Angelov, Boyan. (2020, December 5). Communication 2.0: A new useful abstraction for enterprise architects (Version 1.0). Zenodo. http://doi.org/10.5281/zenodo.4308035
Note: this is the first of a series of posts on the Viable Systems Model and related concepts. The concept has been defined modified after (Espejo, R., Reyes, A. 2011).
It is safe to say that many, if not most, of modern organizations’ issues, stem in one way or another from communication deficiencies. Thus it becomes strange to observe that the way we have been defining communication has primarily been left unchanged for the last 100 years.

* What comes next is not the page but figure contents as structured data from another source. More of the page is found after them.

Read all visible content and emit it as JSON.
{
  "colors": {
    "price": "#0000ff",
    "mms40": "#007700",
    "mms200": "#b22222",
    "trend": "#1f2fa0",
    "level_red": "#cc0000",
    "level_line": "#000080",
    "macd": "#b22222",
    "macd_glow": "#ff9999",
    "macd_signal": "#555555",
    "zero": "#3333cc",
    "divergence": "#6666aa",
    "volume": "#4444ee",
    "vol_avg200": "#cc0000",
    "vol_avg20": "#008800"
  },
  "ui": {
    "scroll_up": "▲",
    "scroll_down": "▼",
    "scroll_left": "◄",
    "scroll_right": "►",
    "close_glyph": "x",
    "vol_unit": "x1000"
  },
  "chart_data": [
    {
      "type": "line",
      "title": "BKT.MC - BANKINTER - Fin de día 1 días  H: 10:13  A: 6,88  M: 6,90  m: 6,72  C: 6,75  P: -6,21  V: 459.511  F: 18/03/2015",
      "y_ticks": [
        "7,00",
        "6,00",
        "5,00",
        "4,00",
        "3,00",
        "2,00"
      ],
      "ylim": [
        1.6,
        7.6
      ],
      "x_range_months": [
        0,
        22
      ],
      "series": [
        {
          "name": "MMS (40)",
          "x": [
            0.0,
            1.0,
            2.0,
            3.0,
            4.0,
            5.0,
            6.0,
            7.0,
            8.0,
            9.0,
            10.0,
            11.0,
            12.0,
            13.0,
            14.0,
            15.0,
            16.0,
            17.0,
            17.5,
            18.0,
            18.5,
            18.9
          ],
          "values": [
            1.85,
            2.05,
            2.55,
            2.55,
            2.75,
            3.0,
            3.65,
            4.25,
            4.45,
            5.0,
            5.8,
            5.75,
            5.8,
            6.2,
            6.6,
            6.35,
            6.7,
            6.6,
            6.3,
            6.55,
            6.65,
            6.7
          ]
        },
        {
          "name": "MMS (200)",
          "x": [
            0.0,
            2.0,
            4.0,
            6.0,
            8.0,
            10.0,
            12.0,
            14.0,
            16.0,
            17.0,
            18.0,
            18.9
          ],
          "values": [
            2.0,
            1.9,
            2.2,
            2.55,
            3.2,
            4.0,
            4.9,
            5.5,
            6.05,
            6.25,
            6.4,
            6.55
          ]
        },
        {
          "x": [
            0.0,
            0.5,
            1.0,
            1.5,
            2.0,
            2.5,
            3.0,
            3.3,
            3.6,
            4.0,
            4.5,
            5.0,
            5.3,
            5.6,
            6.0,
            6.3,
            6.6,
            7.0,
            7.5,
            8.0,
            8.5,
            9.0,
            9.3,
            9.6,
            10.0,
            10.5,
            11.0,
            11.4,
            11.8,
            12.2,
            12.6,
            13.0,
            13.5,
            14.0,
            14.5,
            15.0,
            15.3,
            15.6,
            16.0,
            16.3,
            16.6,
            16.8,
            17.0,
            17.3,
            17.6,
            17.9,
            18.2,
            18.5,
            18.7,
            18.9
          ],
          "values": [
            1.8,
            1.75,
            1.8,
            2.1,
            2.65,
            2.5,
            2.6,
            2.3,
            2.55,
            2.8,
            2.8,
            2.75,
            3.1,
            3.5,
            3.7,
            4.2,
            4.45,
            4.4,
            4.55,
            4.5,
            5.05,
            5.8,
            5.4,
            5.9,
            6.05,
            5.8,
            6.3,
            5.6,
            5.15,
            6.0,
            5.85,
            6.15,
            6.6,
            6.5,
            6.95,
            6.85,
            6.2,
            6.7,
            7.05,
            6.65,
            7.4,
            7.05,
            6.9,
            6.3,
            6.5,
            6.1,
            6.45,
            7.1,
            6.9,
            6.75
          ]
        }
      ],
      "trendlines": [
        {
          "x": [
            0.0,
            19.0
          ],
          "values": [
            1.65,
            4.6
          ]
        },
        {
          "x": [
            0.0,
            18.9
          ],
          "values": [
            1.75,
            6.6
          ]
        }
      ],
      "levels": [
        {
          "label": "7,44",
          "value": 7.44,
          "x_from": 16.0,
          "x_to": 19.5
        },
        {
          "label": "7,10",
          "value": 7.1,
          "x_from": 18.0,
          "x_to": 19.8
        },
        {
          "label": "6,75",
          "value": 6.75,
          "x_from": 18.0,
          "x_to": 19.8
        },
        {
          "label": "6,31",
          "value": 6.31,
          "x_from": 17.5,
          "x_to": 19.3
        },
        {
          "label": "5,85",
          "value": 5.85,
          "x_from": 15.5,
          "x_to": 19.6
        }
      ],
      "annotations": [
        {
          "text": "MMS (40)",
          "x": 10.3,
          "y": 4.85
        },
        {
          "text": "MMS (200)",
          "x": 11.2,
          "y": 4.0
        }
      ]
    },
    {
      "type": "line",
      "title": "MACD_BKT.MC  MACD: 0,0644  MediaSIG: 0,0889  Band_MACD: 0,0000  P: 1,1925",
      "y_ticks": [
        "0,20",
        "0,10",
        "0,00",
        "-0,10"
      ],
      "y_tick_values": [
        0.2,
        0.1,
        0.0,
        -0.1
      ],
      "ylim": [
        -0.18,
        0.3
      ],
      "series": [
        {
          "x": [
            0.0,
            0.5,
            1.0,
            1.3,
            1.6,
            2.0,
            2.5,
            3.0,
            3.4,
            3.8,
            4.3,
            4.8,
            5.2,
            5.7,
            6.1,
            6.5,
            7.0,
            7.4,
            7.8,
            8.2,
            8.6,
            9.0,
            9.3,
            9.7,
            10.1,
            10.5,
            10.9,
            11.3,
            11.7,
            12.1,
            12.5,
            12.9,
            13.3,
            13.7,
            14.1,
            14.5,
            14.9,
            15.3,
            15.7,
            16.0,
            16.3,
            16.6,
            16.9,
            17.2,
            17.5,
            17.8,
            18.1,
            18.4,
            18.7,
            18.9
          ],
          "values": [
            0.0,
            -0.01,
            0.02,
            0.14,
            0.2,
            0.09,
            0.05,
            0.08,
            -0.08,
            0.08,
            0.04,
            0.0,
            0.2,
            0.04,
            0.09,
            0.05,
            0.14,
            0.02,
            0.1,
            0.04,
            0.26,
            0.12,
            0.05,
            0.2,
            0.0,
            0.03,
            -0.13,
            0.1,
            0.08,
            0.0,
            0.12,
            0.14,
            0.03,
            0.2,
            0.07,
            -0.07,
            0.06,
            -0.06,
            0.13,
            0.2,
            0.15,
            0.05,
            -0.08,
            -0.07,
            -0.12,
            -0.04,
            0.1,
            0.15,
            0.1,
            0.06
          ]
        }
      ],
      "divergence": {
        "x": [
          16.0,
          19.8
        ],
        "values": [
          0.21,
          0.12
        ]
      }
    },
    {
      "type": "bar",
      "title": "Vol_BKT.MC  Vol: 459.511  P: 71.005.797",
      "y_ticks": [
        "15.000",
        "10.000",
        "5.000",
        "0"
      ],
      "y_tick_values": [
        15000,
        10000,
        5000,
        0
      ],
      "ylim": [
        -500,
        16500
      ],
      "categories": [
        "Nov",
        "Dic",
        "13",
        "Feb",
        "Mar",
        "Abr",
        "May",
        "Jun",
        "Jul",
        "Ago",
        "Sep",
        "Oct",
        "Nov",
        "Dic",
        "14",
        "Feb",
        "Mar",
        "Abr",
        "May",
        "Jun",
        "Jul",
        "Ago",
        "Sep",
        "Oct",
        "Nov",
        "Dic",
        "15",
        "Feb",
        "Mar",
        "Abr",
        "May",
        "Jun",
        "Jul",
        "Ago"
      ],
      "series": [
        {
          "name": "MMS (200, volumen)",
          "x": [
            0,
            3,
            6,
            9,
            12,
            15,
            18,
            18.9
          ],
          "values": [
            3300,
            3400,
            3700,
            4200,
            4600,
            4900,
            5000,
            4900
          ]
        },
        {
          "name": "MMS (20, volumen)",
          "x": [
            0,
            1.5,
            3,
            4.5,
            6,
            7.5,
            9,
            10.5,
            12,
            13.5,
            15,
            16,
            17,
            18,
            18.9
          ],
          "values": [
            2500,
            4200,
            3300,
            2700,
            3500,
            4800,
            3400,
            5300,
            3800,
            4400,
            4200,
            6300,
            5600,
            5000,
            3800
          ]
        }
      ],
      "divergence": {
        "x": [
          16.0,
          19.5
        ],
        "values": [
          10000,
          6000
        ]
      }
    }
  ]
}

The telegraph discovery has resulted in a concrete definition, formalized in Shannon–Hartley theorem (the left part of the diagram). In that way, communication is defined as transferring information from one entity to another, subject to noise en route. While this model represents necessary foundation - information transfer, it omits two other key points: a) Did the receiver (Person B) understand the message as intended by the sender (Person A)? b) Do the downstream actions (work) fulfill the criteria specified by the sender? This model is complex and involves several additional channels on top of instructions: negotiation, reporting, and feedback. Having such a view on communication in mind, enterprise architects and management consultants can work on communication problems in a more holistic and context-aware fashion.